Sunday, July 03, 2022

A candle for a Civil War loss: Pvt. Edwin Maydole


A familiar name, Edwin H. Maydole, jumped out at me last week as I was transcribing Dr. Tom Morford Throckmorton's account of the life and times of pioneer Lucas County physician, Dr. Charles Fitch.

Dr. Tom named Maydole and William Parmenter as among those afflicted during an outbreak of smallpox at Lagrange during 1854 and went on to say, "The writer well remembers the pockmarked faces of William Parmenter and Edwin Maydole, as they were tenants on his father's farm in 1857."

Six years after that last memory of him, Maydole joined the roster of some 150 young men from Lucas County whose lives were lost in defense of the Union during the Civil War. I've done quite a bit of research about these men --- and continue to do so now and then --- so their names are familiar to me.

Edwin was 32 and living in Cedar Township with his wife, Martha, and son, Elmer, when he enlisted as a private in Co. H, 1st Iowa Volunteer Cavalry, on 13 June 1861. He was mustered 3 August 1861 at Davenport and died two years later, on 11 September 1863,  of dysentery in a Union hospital at Brownsville, Arkansas. The disposition of his remains is unknown but most likely they are interred as "unknown" at Little Rock National Cemetery.
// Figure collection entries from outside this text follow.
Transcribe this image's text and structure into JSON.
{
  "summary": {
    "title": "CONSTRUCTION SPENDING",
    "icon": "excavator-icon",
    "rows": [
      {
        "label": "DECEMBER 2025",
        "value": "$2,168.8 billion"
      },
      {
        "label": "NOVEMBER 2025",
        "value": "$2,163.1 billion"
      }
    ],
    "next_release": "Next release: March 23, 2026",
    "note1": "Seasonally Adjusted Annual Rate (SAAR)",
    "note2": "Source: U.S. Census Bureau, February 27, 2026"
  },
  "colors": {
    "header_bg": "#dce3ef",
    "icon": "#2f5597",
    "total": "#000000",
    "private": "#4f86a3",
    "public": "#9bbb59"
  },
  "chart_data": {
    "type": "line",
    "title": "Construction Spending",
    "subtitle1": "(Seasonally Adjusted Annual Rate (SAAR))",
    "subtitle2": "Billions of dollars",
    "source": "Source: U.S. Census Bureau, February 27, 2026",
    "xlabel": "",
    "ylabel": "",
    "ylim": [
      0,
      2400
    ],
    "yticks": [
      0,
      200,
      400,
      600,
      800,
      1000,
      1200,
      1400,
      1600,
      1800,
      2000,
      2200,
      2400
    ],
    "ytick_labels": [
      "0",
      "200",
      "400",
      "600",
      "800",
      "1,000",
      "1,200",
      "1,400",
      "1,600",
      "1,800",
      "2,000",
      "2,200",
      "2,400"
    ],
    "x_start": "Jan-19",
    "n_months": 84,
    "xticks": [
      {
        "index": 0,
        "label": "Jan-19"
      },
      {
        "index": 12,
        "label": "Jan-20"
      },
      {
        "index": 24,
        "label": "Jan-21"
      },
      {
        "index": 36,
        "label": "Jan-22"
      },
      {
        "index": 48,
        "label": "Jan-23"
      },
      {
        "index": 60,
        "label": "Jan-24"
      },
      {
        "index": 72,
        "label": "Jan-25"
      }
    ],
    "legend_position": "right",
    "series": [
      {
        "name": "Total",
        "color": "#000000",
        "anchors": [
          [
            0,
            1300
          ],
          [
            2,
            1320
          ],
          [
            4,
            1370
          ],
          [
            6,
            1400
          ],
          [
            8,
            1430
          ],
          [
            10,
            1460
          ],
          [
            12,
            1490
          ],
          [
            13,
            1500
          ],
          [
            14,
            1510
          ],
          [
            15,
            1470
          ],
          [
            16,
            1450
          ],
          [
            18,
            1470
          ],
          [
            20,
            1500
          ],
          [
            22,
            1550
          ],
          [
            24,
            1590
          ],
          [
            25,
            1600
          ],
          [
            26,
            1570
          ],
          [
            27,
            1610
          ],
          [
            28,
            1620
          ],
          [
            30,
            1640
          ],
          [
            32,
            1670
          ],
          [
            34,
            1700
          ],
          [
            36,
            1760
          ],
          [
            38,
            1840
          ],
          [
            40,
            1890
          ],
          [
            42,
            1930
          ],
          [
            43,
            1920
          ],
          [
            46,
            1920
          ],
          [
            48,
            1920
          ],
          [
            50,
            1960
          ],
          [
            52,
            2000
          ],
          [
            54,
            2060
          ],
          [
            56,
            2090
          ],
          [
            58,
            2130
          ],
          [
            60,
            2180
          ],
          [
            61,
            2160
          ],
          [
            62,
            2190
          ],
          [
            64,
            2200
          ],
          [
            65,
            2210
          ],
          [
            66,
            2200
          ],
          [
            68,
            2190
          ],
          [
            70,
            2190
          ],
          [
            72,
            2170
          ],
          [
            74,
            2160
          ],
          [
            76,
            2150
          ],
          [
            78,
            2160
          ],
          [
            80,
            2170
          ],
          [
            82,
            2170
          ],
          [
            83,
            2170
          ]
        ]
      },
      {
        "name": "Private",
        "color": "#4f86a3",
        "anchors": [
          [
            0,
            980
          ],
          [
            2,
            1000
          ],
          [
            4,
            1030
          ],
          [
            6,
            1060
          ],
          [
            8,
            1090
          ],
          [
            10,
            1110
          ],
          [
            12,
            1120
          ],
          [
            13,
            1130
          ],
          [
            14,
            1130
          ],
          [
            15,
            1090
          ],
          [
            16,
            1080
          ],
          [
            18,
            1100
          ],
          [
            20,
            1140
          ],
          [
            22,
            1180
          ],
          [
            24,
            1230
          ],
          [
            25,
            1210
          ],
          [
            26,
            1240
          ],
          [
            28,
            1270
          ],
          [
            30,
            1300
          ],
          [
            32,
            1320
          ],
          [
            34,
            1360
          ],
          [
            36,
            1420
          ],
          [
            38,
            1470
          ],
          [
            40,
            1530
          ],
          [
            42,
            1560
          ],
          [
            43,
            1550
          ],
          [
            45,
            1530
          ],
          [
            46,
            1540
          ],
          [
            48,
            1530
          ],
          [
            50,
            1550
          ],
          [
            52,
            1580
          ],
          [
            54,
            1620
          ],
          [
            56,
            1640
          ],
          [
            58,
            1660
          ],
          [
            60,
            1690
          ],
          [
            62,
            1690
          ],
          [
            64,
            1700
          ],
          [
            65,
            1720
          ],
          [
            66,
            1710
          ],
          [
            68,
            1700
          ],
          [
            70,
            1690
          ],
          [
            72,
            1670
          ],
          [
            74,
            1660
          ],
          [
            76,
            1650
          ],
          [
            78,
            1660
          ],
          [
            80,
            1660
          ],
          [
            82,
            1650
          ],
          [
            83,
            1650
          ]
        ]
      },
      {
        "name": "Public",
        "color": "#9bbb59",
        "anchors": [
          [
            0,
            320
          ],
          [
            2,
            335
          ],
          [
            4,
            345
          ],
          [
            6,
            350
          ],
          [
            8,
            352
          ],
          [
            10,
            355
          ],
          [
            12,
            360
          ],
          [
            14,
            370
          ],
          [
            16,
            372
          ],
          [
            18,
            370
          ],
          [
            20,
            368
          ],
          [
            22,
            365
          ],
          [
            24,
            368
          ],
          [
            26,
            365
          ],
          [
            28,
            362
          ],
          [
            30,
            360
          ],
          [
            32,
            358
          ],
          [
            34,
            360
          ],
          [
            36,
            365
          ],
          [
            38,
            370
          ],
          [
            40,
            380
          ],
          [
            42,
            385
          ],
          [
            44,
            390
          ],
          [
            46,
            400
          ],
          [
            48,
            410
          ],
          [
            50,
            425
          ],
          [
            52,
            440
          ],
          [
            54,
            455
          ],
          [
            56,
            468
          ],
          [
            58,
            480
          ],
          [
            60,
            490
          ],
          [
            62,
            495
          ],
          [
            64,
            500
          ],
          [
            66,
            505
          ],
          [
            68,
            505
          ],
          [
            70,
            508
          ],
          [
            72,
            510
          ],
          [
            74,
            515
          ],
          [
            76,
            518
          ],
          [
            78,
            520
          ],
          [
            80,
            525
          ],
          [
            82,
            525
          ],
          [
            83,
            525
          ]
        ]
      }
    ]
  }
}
Edwin Holmes Maydole, son of John Joseph and Christina (Holmes) Maydole, was born 15 July 1829 in Broome County, New York, but moved to Medina County, Ohio, with his family as a child. He married Martha Jane Pelton there on 1 May 1851 and in 1854, they moved west to Lucas County, Iowa, locating on a farm in Cedar Township near Lagrange. Their only child, a son named Elmer W. Maydole, was born in Chariton on Jan. 12, 1858.

Edwin's assigned duty with his unit was blacksmith. He fell ill during the Little Rock Campaign, which led to the capture of that city on Sept. 10, 1863, and died in a military hospital at Brownsville, Arkansas, east of Little Rock, the day after the city fell. Cause of death was given as chronic diarrhea and hemorrhage of the bowels.

Martha, who by this time had moved back to Medina County, applied for a widow's pension a month after Edwin's death --- during October of 1863. The pension ended, although benefits for Elmer continued, when she married as her second husband Daniel Belden on 14 July 1870 at Medina. He died on 21 January 1874 in Grafton, Ohio, and Martha married as her third husband Dorastus Waite on 18 December 1874. He died on the 31st of December, 1893, in Lorain County, Ohio, after which Martha requalified for a pension as Edwin's widow. She died on the 23rd of June, 1912, about 50 years after Edwin's death. The document used as an illustration here is one of many found in her widow's pension file.

I tend to think, on the 4th of July and at other times, of those who gave up their lives over the course of this nation's history in defense of it --- unintentional heroes who have presented those of us here and now with opportunities to carry their dreams forward. Are we worthy? I don't know. But at least I can light a small candle here this morning in Pvt. Maydole's memory.